Black Women and Politics in New York City (Urbana: University of Illinois Press, June 2012; paperback 2014).
Current Book Project in Progress:
“Frontline Battles for Justice in an Age of Universal Human Rights: A Comparative Gender History” (working title)
Selected Articles:
“Political Trailblazers: African American Women and Electoral Politics in New York City, 1930s-1950s” in New York Archives (New York: Archives Partnership Trust, Fall 2014).
“How did Shirley Chisholm, the First African American Woman Elected to the U.S. Congress, Advance an Inclusive Feminist Politics in the 1960s and 1970s?” Women and Social Movements in the United States, 1600-2000, 17:1 (March 2013).

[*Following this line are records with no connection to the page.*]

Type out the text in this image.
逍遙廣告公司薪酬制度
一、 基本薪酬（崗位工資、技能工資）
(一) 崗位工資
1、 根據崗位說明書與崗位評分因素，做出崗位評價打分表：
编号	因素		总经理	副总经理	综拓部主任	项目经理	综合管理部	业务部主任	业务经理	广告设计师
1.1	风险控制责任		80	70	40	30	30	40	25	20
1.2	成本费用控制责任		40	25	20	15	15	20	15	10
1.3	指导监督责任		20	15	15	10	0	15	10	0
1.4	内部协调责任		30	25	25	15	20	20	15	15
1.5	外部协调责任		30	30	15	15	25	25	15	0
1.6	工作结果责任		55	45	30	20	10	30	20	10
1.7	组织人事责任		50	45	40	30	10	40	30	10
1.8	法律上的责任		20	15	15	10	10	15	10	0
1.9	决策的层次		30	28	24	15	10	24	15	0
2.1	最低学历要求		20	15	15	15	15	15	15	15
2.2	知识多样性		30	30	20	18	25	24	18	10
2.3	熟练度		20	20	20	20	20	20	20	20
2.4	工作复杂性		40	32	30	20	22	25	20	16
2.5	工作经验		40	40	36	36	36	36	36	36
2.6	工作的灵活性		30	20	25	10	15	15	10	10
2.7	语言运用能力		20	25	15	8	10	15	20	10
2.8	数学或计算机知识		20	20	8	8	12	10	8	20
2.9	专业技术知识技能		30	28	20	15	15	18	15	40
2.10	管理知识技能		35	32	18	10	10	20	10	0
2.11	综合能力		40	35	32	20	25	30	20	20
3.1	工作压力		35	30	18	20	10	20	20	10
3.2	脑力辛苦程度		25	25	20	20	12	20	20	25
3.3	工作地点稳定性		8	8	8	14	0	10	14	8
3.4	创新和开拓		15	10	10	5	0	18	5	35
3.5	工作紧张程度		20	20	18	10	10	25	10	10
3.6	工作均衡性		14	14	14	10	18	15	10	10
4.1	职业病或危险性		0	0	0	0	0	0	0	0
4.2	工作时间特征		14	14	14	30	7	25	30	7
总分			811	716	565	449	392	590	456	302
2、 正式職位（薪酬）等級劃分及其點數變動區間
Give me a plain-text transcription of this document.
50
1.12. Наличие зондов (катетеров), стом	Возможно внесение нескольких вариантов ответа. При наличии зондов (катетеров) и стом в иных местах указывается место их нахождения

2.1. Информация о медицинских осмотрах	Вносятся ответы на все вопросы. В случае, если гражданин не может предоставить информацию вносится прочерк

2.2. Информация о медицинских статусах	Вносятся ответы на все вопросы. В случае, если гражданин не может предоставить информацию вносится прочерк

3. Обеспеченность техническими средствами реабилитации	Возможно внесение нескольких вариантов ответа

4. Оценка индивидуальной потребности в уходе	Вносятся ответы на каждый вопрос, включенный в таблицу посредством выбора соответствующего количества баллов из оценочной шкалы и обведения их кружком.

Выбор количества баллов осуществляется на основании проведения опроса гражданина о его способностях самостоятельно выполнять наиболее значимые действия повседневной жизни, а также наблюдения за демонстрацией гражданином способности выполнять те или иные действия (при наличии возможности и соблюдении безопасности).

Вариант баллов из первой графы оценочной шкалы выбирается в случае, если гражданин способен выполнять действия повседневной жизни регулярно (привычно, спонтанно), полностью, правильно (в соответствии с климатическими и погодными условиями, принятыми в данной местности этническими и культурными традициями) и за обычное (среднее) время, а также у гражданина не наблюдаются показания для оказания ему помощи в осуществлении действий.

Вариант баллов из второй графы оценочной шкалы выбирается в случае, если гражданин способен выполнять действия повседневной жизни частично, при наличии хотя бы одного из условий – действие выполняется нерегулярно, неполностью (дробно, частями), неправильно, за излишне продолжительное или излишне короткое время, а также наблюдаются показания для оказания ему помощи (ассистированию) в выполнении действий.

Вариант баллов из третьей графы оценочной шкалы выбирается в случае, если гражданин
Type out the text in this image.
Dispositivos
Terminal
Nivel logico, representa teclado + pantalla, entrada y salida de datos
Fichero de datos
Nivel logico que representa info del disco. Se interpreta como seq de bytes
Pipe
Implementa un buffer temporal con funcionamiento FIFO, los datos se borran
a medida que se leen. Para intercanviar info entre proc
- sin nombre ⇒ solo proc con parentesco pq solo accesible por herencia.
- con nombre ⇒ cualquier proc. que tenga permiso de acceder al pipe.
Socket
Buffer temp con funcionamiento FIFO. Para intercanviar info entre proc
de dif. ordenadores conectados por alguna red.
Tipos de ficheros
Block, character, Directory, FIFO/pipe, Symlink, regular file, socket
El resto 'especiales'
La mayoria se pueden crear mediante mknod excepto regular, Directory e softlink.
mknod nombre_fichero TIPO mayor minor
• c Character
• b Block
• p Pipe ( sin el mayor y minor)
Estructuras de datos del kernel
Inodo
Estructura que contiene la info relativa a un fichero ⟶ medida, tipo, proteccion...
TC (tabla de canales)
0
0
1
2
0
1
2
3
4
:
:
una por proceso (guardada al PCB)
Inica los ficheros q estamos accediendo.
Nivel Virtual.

“The National Council of Negro Women, Human Rights, and the Cold War,” in Breaking the Wave: Feminism in the Mainstream, 1945-1985, eds. Jacqueline Castledine and Kathleen Laughlin (NY: Routledge Press, Fall 2010.)
“Revisiting Constructs and their Tyrannical Inclinations,” Feminist Formations, (formerly National Women’s Studies Association Journal) (Vol. 22, 1, Spring 2010), 81-86.
“African American Women and Power Politics in New York City, 1944-1972,” Journal of Women, Politics & Policy (Fall 2007), 101-130.
“Waging ‘The Good Fight’: The Political Life of Shirley Chisholm, 1953-1982,” Journal of African American History (Summer 2007), 393-416.
Newspaper Articles:
“Block the New Travel Ban,” The Morning Call, March 11, 2017.
“Syrian Refugee Legislation Makes Crisis Worse,” The Morning Call, December 1, 2015.
“Congress Can Take Step to Close Guantanamo Detention Center,” The Morning Call, November 20, 2013.